I agree, it will take 5 minutes to the person creating the repository, until github comes up with a new default branch name.
a) The actual instructions you point to are to change what is known as the default branch. This could as well be "release". Not directly related to a new default branch name. _But_ indeed, this shows that you can right now use github with a new default branch name.
b) and c) look to me like the perfect recipe to complicate a world that was already not very easy. Let's face it, git has been known to be more complicated than mercurial for example. The fact that you can do so many cool things with git like "pre-commit" hooks, templates, worktrees and so on, comes at the price of complexity of the tool.

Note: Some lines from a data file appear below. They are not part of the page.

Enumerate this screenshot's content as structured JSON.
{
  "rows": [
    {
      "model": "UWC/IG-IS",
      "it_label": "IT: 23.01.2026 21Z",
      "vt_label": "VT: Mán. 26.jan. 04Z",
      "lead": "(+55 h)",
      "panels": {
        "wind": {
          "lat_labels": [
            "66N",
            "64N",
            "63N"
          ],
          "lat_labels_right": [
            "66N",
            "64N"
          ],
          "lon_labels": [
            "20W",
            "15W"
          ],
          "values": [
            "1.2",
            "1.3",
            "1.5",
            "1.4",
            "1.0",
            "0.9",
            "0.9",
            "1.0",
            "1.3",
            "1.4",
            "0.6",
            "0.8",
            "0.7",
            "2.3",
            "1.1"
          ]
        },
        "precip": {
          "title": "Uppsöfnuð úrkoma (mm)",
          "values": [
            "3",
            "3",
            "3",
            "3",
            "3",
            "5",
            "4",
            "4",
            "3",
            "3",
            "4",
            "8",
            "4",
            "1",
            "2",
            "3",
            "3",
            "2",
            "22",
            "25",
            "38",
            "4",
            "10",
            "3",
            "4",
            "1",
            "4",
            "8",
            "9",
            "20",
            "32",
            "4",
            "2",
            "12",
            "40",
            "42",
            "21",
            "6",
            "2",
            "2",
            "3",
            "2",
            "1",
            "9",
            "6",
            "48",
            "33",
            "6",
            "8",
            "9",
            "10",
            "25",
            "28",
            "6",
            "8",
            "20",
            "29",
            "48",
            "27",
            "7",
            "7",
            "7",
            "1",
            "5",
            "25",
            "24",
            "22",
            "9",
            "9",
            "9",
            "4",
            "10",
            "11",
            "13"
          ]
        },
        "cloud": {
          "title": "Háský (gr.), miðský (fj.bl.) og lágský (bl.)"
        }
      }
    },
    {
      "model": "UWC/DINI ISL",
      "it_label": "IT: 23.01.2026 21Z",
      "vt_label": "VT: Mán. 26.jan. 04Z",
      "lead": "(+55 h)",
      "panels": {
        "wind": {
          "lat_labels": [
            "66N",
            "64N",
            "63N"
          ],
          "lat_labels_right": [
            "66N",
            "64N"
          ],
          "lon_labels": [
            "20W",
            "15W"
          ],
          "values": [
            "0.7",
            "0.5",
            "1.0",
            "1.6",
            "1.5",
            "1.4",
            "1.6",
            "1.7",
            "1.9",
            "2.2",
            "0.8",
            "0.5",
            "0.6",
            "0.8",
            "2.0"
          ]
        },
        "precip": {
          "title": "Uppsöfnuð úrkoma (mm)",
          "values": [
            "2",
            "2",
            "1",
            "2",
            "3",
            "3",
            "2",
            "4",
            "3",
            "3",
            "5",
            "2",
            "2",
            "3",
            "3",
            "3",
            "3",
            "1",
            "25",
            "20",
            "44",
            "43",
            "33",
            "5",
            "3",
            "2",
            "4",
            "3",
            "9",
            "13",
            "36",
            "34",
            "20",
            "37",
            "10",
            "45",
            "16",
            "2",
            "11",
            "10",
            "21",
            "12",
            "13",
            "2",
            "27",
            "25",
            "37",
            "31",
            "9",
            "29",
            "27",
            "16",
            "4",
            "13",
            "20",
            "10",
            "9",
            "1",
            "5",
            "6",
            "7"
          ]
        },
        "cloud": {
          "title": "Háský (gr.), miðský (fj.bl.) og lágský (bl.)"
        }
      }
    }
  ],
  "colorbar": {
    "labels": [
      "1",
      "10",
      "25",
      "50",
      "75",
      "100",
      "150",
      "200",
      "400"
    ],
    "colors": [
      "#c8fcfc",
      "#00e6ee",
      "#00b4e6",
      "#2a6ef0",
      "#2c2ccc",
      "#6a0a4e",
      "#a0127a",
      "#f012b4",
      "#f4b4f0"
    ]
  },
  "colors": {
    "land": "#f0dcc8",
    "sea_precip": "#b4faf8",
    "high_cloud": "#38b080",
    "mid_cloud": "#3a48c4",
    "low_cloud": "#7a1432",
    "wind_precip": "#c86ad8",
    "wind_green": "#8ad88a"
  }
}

So if I can stay with a regular "git init" in _any_ remote headless server I can work with, (or a git clone) instead of having to create a new template plus remember the new default branch name of the particular organization (inside github for example) I will do it that way.
For BONSAI, when we talk practical terms this means less than 35 repositories, so I suppose the 5 minutes for every potential bonsai contributor can be safely spent. Hey, maybe once github finds the right way to push this down, they'll even allow groups or organization for an automatic way to do it for all their projects (after all, a git -m is relatively fast on the server side). However, don't forget that this means every clone out there of our repos might need an update.
In my personal daily experience I deal with gitlab.com / github.com / bitbucket.com / local gitlab instances daily, and, clearly this will be not just 5 minutes once (like this week for example). It's going to be 5 minutes daily for a few weeks.
I suggest we wait until
+ github.com proposes:
- a way to do it from the web interface that matches a github wide policy
- a huge communication campaign that warns all github users (professional / free-lance / occasional / consultant developers, community managers, savy tech users, scientific programmers, you-name-it) of the *name* of the new default branch
+ a consensus [on a sensitive new default name] emerges:
- from the BONSAI community (General Assembly, we're looking at you)
- also from the wider git users community in the world
.. and optionally it would be interesting to hear from this "2 hit-wonder" guy named Linus Torvalds, on how he is going to deal with it. Not that we should follow his own practices, because the python community ones seem a bit less tyrannic.
To sum up, I'm not against it. All I say is that we can decide now to GO or NO-GO on a BONSAI wide level for the change of the current default branch of all our github repositories (because they are all hosted there, but they are all just "git" repositories), but before executing this, let's see how the wider world community handles the case.